Thursday, April 28, 2011

Detail views of Salgó chalices at the Metropolitan

The Metropolitan Museum has just made available a number of detail photographs of the two medieval chalices which had recently entered the museum from the Salgó collection. Both chalices date from the mid-15th century, and are decorated with a special technique very popular in late medieval Hungary: the so called filigree-enamel. In this special variation of the cloisonné enamel, the fields of enamel are applied inside loops and shapes of filigree wire attached to the surface of the objects. You can read about medieval enameling techniques in this article (pdf) by David Buckton of the British Museum.
The two chalices are now described on the Metropolitan website as of "Central European" origin. However, the technique and details of both chalices - which can be studies on these photographs - makes their Hungarian origin quite certain - there is plenty of comparative material available, such as this chalice. More information could be gleaned from the coat of arms on the foot of one chalice, and the inscription on the cup of the other.


These are the links to the object pages:


I wrote about the Salgó collection before in two previous posts.

Sunday, December 12, 2010

Hungarian goldsmith objects enter the Metropolitan Museum, part II.

I could not resist - I have to include here a few other superb objects from the Salgó collection. All these have been published before in the catalog of the collection, and now appear in the Collection database of the Metropolitan Museum, as outlined in my previous post.

First here is this beautiful 16th century Hungarian belt buckle, decorated with pearls and rubies:

Belt buckle from the Salgó collection
Metropolitan Museum, 2010.110.1

Then there is a nice late 16th century silver-gilt tankard from Transylvania, made by the goldsmith Gregorius Gunesch (Nagyszeben/Hermannstadt/Sibiu). It is not illustrated in the collection database, the picture below is from the 1996 catalog.

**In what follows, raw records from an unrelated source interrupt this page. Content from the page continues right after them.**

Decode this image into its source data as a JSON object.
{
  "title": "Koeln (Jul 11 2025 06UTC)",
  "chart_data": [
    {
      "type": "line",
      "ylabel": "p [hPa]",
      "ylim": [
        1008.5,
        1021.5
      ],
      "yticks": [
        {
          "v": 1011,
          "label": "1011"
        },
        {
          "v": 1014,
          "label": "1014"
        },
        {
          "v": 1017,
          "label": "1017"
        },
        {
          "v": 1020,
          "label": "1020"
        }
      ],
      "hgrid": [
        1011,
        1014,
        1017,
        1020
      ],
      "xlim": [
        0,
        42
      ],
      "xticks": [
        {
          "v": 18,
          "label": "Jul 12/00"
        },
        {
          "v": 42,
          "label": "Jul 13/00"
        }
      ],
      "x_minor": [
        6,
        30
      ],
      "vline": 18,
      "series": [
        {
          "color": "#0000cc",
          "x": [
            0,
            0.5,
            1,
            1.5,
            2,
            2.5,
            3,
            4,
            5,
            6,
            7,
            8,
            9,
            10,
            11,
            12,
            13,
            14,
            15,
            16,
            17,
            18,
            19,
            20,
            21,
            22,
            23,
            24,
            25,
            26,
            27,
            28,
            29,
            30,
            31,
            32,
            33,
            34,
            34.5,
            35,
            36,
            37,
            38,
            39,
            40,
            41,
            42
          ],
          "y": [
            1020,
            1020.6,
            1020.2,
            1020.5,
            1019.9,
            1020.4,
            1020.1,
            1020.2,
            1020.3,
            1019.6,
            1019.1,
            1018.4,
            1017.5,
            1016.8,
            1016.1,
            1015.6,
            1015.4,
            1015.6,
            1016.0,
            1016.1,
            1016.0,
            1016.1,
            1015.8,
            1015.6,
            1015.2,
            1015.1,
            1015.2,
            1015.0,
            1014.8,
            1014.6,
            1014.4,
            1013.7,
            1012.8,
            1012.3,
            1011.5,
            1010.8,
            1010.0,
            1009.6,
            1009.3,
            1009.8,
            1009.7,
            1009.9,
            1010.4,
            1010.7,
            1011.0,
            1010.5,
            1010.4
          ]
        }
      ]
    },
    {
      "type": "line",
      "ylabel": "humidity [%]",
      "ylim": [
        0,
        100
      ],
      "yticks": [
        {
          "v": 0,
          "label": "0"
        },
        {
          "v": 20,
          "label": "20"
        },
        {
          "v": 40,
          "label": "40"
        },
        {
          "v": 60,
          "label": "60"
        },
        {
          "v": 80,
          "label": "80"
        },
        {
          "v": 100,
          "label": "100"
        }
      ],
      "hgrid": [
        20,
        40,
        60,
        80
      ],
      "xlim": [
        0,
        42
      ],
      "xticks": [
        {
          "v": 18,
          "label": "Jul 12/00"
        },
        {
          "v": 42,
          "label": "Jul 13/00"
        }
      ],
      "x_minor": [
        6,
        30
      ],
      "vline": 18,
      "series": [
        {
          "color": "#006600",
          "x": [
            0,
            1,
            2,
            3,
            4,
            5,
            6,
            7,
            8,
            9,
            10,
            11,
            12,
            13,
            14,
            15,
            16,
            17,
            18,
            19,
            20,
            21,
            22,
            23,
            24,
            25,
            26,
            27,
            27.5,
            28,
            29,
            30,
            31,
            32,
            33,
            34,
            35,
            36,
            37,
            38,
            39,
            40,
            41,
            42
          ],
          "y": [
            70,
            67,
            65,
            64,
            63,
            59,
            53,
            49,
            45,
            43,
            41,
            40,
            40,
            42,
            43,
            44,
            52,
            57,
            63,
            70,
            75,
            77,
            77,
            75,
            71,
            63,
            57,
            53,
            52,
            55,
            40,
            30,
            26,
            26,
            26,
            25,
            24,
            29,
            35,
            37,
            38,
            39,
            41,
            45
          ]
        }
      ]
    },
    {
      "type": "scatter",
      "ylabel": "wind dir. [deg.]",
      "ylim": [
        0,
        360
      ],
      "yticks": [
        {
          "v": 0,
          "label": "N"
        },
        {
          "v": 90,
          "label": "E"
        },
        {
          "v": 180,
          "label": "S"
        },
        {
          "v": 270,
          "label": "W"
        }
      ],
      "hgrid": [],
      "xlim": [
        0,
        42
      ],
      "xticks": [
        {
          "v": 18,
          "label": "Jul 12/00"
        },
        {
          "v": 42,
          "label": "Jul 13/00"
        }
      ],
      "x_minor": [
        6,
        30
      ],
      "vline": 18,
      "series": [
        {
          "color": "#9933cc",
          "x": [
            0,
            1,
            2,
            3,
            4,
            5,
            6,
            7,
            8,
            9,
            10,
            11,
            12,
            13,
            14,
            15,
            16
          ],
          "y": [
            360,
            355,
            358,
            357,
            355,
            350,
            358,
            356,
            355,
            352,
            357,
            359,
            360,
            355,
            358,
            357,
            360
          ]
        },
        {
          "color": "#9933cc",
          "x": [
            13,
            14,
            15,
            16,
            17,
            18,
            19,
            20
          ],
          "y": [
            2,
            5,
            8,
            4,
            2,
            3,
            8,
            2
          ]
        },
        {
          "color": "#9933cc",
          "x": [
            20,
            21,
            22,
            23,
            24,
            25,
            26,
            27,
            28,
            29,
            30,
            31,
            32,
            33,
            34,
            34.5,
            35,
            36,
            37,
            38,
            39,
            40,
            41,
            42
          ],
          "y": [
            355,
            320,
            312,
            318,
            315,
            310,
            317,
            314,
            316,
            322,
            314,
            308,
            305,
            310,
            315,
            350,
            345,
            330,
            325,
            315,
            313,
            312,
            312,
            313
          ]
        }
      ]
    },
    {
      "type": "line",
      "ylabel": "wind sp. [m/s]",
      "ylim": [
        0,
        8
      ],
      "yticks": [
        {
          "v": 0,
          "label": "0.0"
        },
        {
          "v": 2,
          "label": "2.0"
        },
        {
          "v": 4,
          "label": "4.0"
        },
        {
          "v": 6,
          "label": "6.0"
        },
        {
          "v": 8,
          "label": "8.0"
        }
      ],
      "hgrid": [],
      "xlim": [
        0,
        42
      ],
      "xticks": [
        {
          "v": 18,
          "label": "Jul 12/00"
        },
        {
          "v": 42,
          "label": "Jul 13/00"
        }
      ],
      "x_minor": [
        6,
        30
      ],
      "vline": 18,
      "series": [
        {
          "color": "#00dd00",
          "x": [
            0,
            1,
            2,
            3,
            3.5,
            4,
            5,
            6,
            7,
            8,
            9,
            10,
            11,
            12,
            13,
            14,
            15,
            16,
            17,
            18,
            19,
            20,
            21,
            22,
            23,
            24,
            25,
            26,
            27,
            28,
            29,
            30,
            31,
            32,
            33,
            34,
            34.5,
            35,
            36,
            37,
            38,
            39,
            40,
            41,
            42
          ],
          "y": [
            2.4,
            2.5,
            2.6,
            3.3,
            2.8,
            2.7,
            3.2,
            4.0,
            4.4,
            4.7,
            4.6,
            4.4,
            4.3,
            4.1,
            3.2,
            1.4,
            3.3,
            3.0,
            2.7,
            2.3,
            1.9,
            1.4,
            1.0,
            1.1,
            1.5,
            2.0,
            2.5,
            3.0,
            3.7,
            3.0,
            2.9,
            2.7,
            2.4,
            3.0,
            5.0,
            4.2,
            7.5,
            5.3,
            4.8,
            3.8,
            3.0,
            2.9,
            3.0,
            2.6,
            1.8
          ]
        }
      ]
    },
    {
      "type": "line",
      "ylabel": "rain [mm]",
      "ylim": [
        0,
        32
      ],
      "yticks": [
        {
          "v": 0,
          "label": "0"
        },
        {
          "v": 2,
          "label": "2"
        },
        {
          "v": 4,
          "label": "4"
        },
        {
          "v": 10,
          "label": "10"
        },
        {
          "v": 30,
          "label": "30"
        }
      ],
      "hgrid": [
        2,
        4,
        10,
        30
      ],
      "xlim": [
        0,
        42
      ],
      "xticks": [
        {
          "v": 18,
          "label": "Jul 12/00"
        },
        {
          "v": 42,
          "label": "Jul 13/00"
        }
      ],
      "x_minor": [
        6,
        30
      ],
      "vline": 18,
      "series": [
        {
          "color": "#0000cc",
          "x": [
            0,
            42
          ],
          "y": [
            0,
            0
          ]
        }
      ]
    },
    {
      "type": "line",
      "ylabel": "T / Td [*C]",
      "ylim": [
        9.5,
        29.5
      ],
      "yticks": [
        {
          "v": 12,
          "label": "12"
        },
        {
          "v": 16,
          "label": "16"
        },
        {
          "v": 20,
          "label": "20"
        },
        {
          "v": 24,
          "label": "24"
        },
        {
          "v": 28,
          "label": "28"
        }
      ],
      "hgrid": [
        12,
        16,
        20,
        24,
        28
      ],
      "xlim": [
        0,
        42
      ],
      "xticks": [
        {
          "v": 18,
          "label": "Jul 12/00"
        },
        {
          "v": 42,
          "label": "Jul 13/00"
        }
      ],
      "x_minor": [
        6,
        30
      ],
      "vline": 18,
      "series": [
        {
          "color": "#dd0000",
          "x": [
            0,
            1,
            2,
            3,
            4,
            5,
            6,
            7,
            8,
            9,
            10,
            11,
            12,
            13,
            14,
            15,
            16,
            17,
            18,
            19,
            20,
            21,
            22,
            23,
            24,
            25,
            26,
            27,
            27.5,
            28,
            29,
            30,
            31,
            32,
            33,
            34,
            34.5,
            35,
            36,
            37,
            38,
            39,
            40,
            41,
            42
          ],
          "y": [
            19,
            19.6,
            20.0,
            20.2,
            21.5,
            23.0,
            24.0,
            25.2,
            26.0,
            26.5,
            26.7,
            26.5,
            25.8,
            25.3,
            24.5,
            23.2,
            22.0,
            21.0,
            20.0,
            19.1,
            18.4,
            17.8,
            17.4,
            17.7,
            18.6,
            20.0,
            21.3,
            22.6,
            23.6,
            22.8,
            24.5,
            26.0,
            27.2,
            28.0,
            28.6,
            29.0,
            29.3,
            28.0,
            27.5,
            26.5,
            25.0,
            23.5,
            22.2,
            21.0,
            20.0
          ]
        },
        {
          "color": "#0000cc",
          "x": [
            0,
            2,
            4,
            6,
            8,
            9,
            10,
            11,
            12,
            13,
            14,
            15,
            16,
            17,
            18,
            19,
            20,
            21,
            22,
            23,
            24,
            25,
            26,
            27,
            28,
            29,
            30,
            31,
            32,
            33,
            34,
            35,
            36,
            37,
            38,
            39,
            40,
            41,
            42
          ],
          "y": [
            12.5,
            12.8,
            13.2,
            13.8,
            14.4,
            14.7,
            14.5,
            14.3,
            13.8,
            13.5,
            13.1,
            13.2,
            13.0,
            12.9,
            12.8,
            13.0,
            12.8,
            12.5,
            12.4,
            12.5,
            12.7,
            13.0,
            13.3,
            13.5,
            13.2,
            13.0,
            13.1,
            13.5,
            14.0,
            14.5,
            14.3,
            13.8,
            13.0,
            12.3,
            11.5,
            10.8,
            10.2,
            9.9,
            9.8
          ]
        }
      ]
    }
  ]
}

Silver-gilt tankard from the Salgó collection
Metropolitan Museum of Art, 2010.110.6


Somewhat later is one of my favorite pieces from the Salgó-collection, a spice canister from 1681, commissioned by Michael Teleki, chancellor of Mihály Apafi, Prince of Transylvania. Once again the image below is from the 1996 catalog - a brief description is given by the Metropolitan Museum collection database.

Spice canister from the Salgó collection
Metropolitan Museum, 2010.110.39

There is a lot more in the collection. I will give an update here, once more images will be added to the collection database of the museum.

Saturday, December 11, 2010

Hungarian goldsmith objects enter the Metropolitan Museum

Chalice with filigree enamel
Hungary, 1462
Metropolitan Museum of Art 

One of the most important collection of Hungarian goldsmith works outside Hungary was assembled by financier Nicolas M. Salgó, former US ambassador in Budapest. Salgó collected all kinds of Hungarian art; his painting collection was donated to the Zimmerli Art Museum at Rutgers in 2006, as you can read here.

Most important, however, is his collection of Hungarian silver, which was cataloged by an expert from the Hungarian National Museum, Judit H. Kolba. The handsome English-language catalog was first published in 1996, and is still in print (Hungarian Silver: The Nicolas M. Salgo Collection. London, 1996): see here.

The collection includes two superb medieval chalices from Hungary, both coming from the Viennese collection of Nathaniel Rothschild. One of them, dating from 1462, can bee seen on the left. Both chalices are decorated with filigree enamel, a technique which came to prominence at the Hungarian court of King Sigismund during 1420s.



In 2010, much of the collection entered the Metropolitan Museum of art, as "Gift of The Salgo Trust for Education, New York, in memory of Nicolas M. Salgo". No press release has been issued about the transfer of the objects, but most objects already appear in the collection database. 83 objects are listed in the collection of the department of European Sculpture and Decorative Arts. If you go to the main search page of the museum, entering "Salgo" will provide you with the full list of these - although not all objects are illustrated at this stage. You can find beautiful objects here, such as this 17th century coconut cup seen on the right.